O lançamento da coletânea Contos para Ibejada, promovido pela Liga do Dendê durante a 2ª edição do Maio com Dendê, transformou a Biblioteca dos Barris, em Salvador, em um espaço de celebração da literatura negra infantojuvenil, da oralidade e da ancestralidade afro-brasileira. Realizado no Dia da África (25/05), o evento reuniu cerca de 300 crianças ao longo da programação, além de escritores baianos, educadores, artistas, pesquisadores e público interessado na literatura afro-baiana contemporânea.

Foram 12 horas ininterruptas de programação dedicadas à arte, cultura e literatura negra, em uma celebração que dialogou com a grandiosidade e a diversidade do continente africano e de sua diáspora. Ao longo do dia, o público participou de atividades que atravessaram diferentes linguagens artísticas e referências culturais afro-brasileiras, reafirmando Salvador como um território profundamente conectado às heranças africanas presentes em sua oralidade, música, literatura, memória e modos de existir.

As crianças participaram ativamente das contações de histórias inspiradas nos contos da coletânea e acompanharam com entusiasmo as apresentações artísticas, oficinas criativas e rodas de conversa promovidas durante o dia. Entre escutas atentas, brincadeiras e momentos de troca, a programação foi marcada pelo encantamento do público infantil diante das narrativas afroreferenciadas e das atividades que valorizavam memória, identidade e imaginação.

O projeto contou com a parceria de Escolas Públicas do Município que ajudaram a mobilizar as crianças até o evento: Escola Municipal 02 de Junho, Escola Municipal Martagão Gesteira, Centro Municipal de Educação Infantil Maria da Conceição Costa, Escola Municipal São Gonçalo, Creche Escola Primeiro Passo Periperi e  Escola Municipal São Domingos Sávio.
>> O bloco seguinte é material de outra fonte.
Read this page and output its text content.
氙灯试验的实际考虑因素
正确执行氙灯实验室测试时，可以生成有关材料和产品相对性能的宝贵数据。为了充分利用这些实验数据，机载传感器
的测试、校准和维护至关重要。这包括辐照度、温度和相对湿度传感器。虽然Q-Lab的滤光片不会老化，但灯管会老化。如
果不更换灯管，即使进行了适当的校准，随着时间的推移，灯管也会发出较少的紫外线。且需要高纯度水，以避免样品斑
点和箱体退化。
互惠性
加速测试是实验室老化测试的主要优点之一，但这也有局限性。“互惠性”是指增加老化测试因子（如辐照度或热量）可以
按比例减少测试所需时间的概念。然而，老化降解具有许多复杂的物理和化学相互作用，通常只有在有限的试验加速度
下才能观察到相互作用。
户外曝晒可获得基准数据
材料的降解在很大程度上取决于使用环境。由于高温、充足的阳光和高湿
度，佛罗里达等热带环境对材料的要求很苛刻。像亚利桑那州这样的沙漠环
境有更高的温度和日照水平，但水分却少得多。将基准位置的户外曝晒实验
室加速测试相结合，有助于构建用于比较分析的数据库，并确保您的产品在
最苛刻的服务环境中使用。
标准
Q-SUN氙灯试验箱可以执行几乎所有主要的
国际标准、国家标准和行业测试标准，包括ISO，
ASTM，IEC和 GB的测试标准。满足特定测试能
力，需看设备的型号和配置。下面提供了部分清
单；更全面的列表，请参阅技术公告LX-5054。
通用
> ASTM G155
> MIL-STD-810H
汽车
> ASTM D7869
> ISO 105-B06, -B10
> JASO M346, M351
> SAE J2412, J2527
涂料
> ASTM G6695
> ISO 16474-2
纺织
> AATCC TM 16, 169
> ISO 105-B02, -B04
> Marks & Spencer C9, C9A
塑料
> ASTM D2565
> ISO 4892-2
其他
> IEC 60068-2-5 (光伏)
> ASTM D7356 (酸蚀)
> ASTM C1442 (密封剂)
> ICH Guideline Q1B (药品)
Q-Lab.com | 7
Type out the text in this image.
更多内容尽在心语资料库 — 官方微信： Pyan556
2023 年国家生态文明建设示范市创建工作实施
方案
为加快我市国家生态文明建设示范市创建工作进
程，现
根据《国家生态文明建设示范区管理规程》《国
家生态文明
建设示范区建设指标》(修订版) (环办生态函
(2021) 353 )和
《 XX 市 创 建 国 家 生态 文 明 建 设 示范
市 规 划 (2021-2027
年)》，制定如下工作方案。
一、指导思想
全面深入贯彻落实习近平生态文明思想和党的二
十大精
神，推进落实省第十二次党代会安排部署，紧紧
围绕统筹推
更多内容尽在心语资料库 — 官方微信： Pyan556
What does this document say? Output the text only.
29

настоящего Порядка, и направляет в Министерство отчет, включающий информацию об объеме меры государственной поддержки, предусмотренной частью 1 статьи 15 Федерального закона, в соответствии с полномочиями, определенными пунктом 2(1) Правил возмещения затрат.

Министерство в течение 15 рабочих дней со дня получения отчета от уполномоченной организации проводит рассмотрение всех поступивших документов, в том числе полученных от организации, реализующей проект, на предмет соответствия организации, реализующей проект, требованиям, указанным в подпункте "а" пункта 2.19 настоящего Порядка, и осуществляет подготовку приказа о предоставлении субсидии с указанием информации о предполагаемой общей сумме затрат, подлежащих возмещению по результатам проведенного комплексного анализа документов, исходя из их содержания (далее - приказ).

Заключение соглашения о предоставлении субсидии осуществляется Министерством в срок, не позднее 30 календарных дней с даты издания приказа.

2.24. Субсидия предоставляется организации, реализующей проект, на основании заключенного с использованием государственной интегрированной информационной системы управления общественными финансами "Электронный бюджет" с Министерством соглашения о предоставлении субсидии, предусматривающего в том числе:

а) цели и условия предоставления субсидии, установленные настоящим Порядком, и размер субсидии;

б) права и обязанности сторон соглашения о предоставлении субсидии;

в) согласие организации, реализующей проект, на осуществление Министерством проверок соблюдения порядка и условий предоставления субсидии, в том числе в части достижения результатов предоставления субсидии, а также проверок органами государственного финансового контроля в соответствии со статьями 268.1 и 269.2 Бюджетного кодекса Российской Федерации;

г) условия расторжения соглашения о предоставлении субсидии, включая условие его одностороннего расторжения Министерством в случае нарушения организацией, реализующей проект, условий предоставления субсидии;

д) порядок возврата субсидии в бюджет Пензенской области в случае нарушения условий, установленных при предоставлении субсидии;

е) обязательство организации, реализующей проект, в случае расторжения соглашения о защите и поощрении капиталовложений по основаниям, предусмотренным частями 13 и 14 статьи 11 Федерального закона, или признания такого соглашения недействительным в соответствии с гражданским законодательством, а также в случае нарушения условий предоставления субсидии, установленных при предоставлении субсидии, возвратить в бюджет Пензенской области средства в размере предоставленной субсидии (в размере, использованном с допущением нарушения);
Também estiveram presentes Agentes de Proteção da Vara da Infância e Juventude de Salvador/ TJBA , dando apoio e suporte no cuidado às crianças.

A coletânea Contos para Ibejada, reúne 26 autores e autoras negros da Bahia em histórias voltadas às infâncias e juventudes. O livro propõe um mergulho em referências culturais africanas e afrodiaspóricas, fortalecendo o acesso de crianças e jovens a narrativas negras produzidas na Bahia. Durante o encontro, autores da coletânea compartilharam reflexões sobre escrita, ancestralidade e a importância da representatividade na literatura infantojuvenil brasileira.

A programação contou ainda com  o lançamento da Liguinha do Dendê, braço do coletivo voltado a crianças e jovens escritores negros. A programação reuniu autores mirins e suas famílias em um espaço de acolhimento, incentivo e circulação literária.

Ao longo do dia, o evento reafirmou a importância de iniciativas voltadas à democratização do acesso à literatura negra e ao fortalecimento de espaços de formação cultural para crianças e jovens.

Participam da coletânea os autores: Paula Brito, Cássia Valle, Taísa Ferreira, Denise Ferreira, Akin Rudá Ferreira, Dennis Emanuel Ferreira, Genivaldo Santos, Jamile Kyanda Barboza, Raí Santana, Carine Barboza, Jacqueline Meire, Luis Pedro Azevedo, Zion Passos, Yalle Tárique, Bia Barreto, Maurício Akin, Anderson Shon, Duda Santhana, Luciana Palmeira, Aysha Oliveira, Carol Adesewa, Jaqueline Santana, Joaquim Jesus, Ladjane Alves Sousa, Niní Kemba Nàió e Ulisses Passos.